Playbooks are how Ansible groups and defines the instructions you want to run on your machines. Here’s an example playbook setup.yml I use for setting up essential packages on my Pi:
- name: Initial setup
hosts: pi
become: yes
tasks:
- name: Update apt cache
apt:
update_cache: yes
cache_valid_time: 3600
- name: Upgrade all packages
apt:
upgrade: dist
- name: Install essential packages
apt:
name:
- apt-transport-https
- ca-certificates
- curl
- gnupg
- git
- ufw
- jq
- vim
- rsync
- nginx
- cron
state: present
I then use a single entrypoint file main.yml to pull all my different playbooks together:
- name: Setup Raspberry Pi Homelab
hosts: pi
become: yes
gather_facts: yes
tasks:
- import_playbook: playbooks/setup.yml
- import_playbook: playbooks/docker.yml
- import_playbook: playbooks/tailscale.yml
...
Finally, to deploy my infrastructure I run:
ansible-playbook -i inventory.ini main.yml --diff
CI/CD
CI/CD (Continuous Integration and Continuous Deployment) is a way to automate testing and deployment of software so that every change can quickly and safely go live without the manual effort of moving source code over via FTP or scp, running a bunch of commands to get the service back up and running, and then checking if there were any build errors in the process. Instead, all these steps will be defined as code (much like in the last section)!
I chose Drone CI since it’s the open source version of Harness, the platform I use for CI/CD at my day job.
Drone runs as two separate services: the server, which provides the web interface and API backend, and the runner, the worker that actually executes the jobs defined in the CI/CD pipelines.

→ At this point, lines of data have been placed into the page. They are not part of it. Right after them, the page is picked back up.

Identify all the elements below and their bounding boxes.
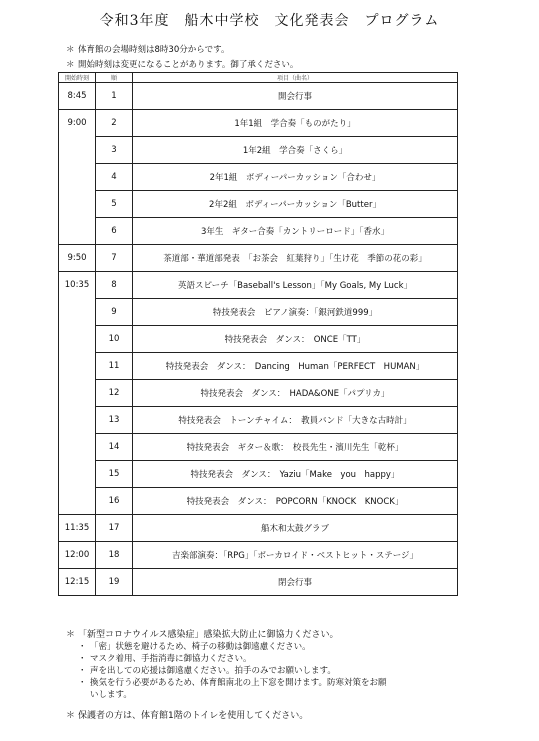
start-time: 9:00 [59, 110, 96, 245]
order-number: 17 [96, 515, 133, 542]
program-item: 特技発表会 トーンチャイム： 教員バンド「大きな古時計」 [133, 407, 458, 434]
order-number: 9 [96, 299, 133, 326]
page-title: 令和3年度 船木中学校 文化発表会 プログラム [99, 13, 440, 29]
bullet-mark: ・ [78, 654, 87, 664]
footer-toilet-text: 保護者の方は、体育館1階のトイレを使用してください。 [78, 711, 309, 721]
order-number: 3 [96, 137, 133, 164]
footer-covid-lead [66, 627, 338, 640]
order-number: 11 [96, 353, 133, 380]
program-item: 茶道部・華道部発表 「お茶会 紅葉狩り」「生け花 季節の花の彩」 [133, 245, 458, 272]
table-row [59, 110, 458, 137]
start-time: 12:00 [59, 542, 96, 569]
program-table [58, 72, 458, 596]
table-row [59, 299, 458, 326]
footer-bullet [78, 652, 252, 664]
footer-bullet-continuation: いします。 [90, 690, 132, 700]
table-header-row [59, 73, 458, 83]
header-order: 順 [96, 73, 133, 83]
program-item: 特技発表会 ダンス： HADA&ONE「パプリカ」 [133, 380, 458, 407]
program-item: 特技発表会 ダンス： ONCE「TT」 [133, 326, 458, 353]
footer-bullet [78, 640, 311, 652]
order-number: 15 [96, 461, 133, 488]
header-item: 項目（曲名） [133, 73, 458, 83]
table-row [59, 434, 458, 461]
bullet-mark: ・ [78, 642, 87, 652]
table-row [59, 83, 458, 110]
order-number: 2 [96, 110, 133, 137]
order-number: 8 [96, 272, 133, 299]
footer-bullet [78, 676, 386, 688]
bullet-mark: ・ [78, 678, 87, 688]
note-venue-time [66, 43, 229, 55]
table-row [59, 353, 458, 380]
start-time: 9:50 [59, 245, 96, 272]
note-mark: ＊ [66, 45, 75, 55]
program-item: 開会行事 [133, 83, 458, 110]
table-row [59, 326, 458, 353]
order-number: 10 [96, 326, 133, 353]
bullet-mark: ・ [78, 666, 87, 676]
note-text: 開始時刻は変更になることがあります。御了承ください。 [78, 60, 299, 70]
table-row [59, 380, 458, 407]
order-number: 4 [96, 164, 133, 191]
order-number: 16 [96, 488, 133, 515]
table-row [59, 191, 458, 218]
table-row [59, 569, 458, 596]
order-number: 5 [96, 191, 133, 218]
table-row [59, 488, 458, 515]
note-time-change [66, 58, 298, 70]
note-mark: ＊ [66, 60, 75, 70]
order-number: 14 [96, 434, 133, 461]
order-number: 13 [96, 407, 133, 434]
footer-bullet-text: 「密」状態を避けるため、椅子の移動は御遠慮ください。 [90, 642, 311, 652]
table-row [59, 542, 458, 569]
table-row [59, 164, 458, 191]
order-number: 7 [96, 245, 133, 272]
order-number: 1 [96, 83, 133, 110]
footer-bullet [78, 664, 336, 676]
order-number: 6 [96, 218, 133, 245]
header-time: 開始時刻 [59, 73, 96, 83]
program-item: 2年1組 ボディーパーカッション「合わせ」 [133, 164, 458, 191]
table-row [59, 137, 458, 164]
table-row [59, 272, 458, 299]
note-text: 体育館の会場時刻は8時30分からです。 [78, 45, 230, 55]
table-row [59, 218, 458, 245]
footer-lead-text: 「新型コロナウイルス感染症」感染拡大防止に御協力ください。 [78, 630, 339, 640]
program-item: 1年1組 学合奏「ものがたり」 [133, 110, 458, 137]
order-number: 12 [96, 380, 133, 407]
program-item: 英語スピーチ「Baseball's Lesson」「My Goals, My Luck」 [133, 272, 458, 299]
start-time: 12:15 [59, 569, 96, 596]
program-item: 閉会行事 [133, 569, 458, 596]
table-row [59, 407, 458, 434]
table-row [59, 515, 458, 542]
footer-bullet-text: マスク着用、手指消毒に御協力ください。 [90, 654, 252, 664]
program-item: 特技発表会 ピアノ演奏：「銀河鉄道999」 [133, 299, 458, 326]
footer-bullet-text: 換気を行う必要があるため、体育館南北の上下窓を開けます。防寒対策をお願 [90, 678, 387, 688]
start-time: 11:35 [59, 515, 96, 542]
footer-mark: ＊ [66, 630, 76, 640]
table-row [59, 461, 458, 488]
program-item: 特技発表会 ダンス： POPCORN「KNOCK KNOCK」 [133, 488, 458, 515]
start-time: 10:35 [59, 272, 96, 515]
program-item: 3年生 ギター合奏「カントリーロード」「香水」 [133, 218, 458, 245]
footer-toilet-note [66, 708, 308, 721]
footer-mark: ＊ [66, 711, 76, 721]
program-item: 特技発表会 ダンス： Dancing Human「PERFECT HUMAN」 [133, 353, 458, 380]
program-item: 1年2組 学合奏「さくら」 [133, 137, 458, 164]
start-time: 8:45 [59, 83, 96, 110]
order-number: 18 [96, 542, 133, 569]
program-item: 吉楽部演奏：「RPG」「ボーカロイド・ベストヒット・ステージ」 [133, 542, 458, 569]
table-row [59, 245, 458, 272]
order-number: 19 [96, 569, 133, 596]
program-item: 2年2組 ボディーパーカッション「Butter」 [133, 191, 458, 218]
program-item: 特技発表会 ダンス： Yaziu「Make you happy」 [133, 461, 458, 488]
program-item: 特技発表会 ギター＆歌： 校長先生・濱川先生「乾杯」 [133, 434, 458, 461]
program-item: 船木和太鼓グラブ [133, 515, 458, 542]
footer-bullet-text: 声を出しての応援は御遠慮ください。拍手のみでお願いします。 [90, 666, 336, 676]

Here’s the simple docker-compose.yml I use to orchestrate my Drone containers:
services:
drone:
image: drone/drone:2
container_name: drone
restart: always
ports:
- "8080:80"
volumes:
- /services/drone/data:/data
environment:
- DRONE_SERVER_HOST=
- DRONE_SERVER_PROTO=
networks:
- drone-net
drone-runner:
image: drone/drone-runner-docker:1
container_name: drone-runner
restart: always
depends_on:
- drone
volumes:
- /var/run/docker.sock:/var/run/docker.sock
environment:
- DRONE_RPC_HOST=
- DRONE_RPC_PROTO=
- DRONE_RUNNER_CAPACITY=
- DRONE_RUNNER_NAME=
networks:
- drone-net
networks:
drone-net:
external: true
Drone’s web interface uses GitHub to authenticate users and hook into available repositories. After signing in with my GitHub credentials and going to http://192.168.1.100:8080 I can see:

For any projects I want to build/deploy on my Pi, all I have to do is add a .drone.yml file with the build steps. Then, source code on my laptop can be seamlessly transformed into an actual program running on my Pi just by pushing it to GitHub!
Nginx
At long last, my Pi is ready to reveal itself to the outside world.
I want people outside of my home network to be able to open up a browser, go to https://brycepo.com, and get served content by my Pi. If you are reading this, that means it’s working!
Nginx is probably the most popular choice for a web server and the one that I’m most familiar with. It’s configured using server blocks, which are like individual rules for handling requests to different domains or services. Each server block defines things like the domain name, which port to listen on, where to find the files to serve, and how to handle SSL or redirects:
server {
listen 80;
server_name brycepo.com;
return 301 https://$host$request_uri;
}
server {
listen 443 ssl;
server_name brycepo.com;
ssl_certificate /path/to/fullchain.pem;
ssl_certificate_key /path/to/privkey.pem;
include /path/to/options-ssl-nginx.conf;
ssl_dhparam /path/to/ssl-dhparams.pem;
root /var/www/html;
index index.html index.htm;
location / {
try_files $uri $uri/ =404;
}
}
Now when someone visits https://brycepo.com, their browser first asks a DNS resolver for the IP address of the domain. Because I’m using Cloudflare as my DNS provider, Cloudflare’s servers respond with the public IP address of my Pi. The request then reaches my Pi, where Nginx receives it, determines which service should handle it, and returns the response to the user’s browser (in this case, an HTML document which the browser can render into my glorious homepage).
Thank you for taking the time to read this! I’ve left out a lot (and maybe included a lot I should have left out) with regards to what services I’m actually using my homelab for, so I’ll try to create a writeup of those next.